A canawler’s salary simply could not provide on its own, allowing absolutely no comfort for a man, let alone his family.
However, it is easy to understand why these wages were so appealing to the Irish. In 1818, unskilled workers could earn about 50 cents per day as a canalwer. In Ireland, one would only earn about 10 cents per day for the same work.
Local residents feared workers and fully avoided the shanty towns. Canawlers were excluded from general society because of the type of work they did, their behavior, and where they lived, views that were often backed up by the workers’ ethnicities and origin countries, predominantly Ireland.
Outsider views of the Irish workmen were horrible characterizations, often seeded from existing stereotypes of the ethnicity. Others were built out of fear of the “drunken, crazed Irishman” and the violence that often plagued the canal line. And on another level, reports were built directly out of full exclusion of this lowest of low classes from society.

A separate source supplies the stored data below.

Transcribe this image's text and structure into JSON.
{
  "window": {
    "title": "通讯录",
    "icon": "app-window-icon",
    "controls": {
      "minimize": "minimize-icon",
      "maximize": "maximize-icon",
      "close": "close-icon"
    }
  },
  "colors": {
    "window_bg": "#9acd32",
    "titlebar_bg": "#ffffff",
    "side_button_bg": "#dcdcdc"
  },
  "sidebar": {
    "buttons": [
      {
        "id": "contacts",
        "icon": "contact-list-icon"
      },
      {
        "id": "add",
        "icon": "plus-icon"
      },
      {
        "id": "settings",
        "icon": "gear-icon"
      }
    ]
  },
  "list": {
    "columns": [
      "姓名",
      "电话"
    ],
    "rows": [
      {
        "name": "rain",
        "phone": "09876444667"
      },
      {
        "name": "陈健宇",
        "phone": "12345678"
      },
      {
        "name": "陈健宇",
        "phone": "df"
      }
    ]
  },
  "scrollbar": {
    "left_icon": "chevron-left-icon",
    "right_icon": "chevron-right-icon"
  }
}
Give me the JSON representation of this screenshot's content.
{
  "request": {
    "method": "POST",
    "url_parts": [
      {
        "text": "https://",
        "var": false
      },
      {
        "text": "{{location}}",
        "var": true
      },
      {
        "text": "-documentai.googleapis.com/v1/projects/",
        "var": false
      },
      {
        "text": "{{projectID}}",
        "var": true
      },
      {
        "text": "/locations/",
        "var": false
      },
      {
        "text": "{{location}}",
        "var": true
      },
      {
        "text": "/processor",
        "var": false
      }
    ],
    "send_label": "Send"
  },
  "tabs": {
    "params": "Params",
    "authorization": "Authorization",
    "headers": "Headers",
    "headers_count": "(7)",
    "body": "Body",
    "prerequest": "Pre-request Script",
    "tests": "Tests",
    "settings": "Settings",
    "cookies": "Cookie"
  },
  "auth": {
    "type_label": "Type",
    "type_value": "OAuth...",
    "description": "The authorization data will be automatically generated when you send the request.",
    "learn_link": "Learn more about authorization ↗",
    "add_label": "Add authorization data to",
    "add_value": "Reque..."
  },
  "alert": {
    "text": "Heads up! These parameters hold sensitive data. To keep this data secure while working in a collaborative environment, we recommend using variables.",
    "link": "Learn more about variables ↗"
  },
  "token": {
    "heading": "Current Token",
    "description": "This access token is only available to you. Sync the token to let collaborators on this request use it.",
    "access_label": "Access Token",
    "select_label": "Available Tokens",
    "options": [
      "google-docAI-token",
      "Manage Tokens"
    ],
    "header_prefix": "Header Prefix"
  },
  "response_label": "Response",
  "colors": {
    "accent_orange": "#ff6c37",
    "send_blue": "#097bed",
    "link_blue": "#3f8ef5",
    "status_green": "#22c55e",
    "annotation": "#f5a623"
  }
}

Of the Irish working in a work camp on the Illinois and Michigan Canal, James Buckingham says:
“I never saw anything approaching to the scene before us, in dirtiness and disorder… whiskey and tobacco seemed the chief delights of the men; and of the women and children, no language could give an adequate idea of their filthy condition, in garments and in person. … [The Irish workers] are not merely ignorant and poor -- which might be their misfortune rather than their fault -- but they are drunken, dirty, indolent, and riotous, so as to be the objects of dislike and fear to all in whose neighborhood they congregate in large numbers.”
James Buckingham
An official of the Rideau Canal, John Mactaggart, exclaims his views of the canalwers:
“... families contrive to pig together worse than in Ireland. You cannot get the low Irish to wash their faces, even were you to lay before them ewers of crystal water and scented soap: you cannot get them to dress decently, although you supply them with ready-made clothes. ...they will smoke, drink, eat murphies, brawl, box, and set the house on fire about their ears, even though you had a sentinel standing over with fixed gun and bayonet to prevent them.”
John Mactaggart
These views, although very much distorted, provide a view into the life of canalwers. These Irishmen, caught in a world of extremely sparse economic resources and exploitation where violence often ruled out of necessity and exasperation, fought tirelessly and bravely for some semblance of a “good life” in an environment where every single odd was stacked high against them.
However, their exclusion from society also swelled feelings of pride, and made their status feel, to them, much like an exclusive club. The fact that the very glance of a common laborer by outsiders incited near terror stroked a masculine ego. Many of the men felt not much different about their status than one would the dramatic heroes of novels.
Due to their courage, strength, endurance, and ability to both defend himself and drink in excess one in the same, many of the men were awarded monikers such as “Hercules”, “Bob the Blaser”, and “Monster Manley”.
Thomas Nichols, of the Erie Canal, reported:
“...where tons of gunpowder were burnt, and the Irish labourers grew so reckless of life that at the signal for blasting, instead of running to the shelter provided for them, they would just hold their shovels over their heads to keep off the shower of small stones, and be crushed every now and then by a big one.”
Thomas Nichols
The Irish, making every attempt to prove their own worth and strength, laughed similarly at the face of danger along canal lines and quarries across the U.S.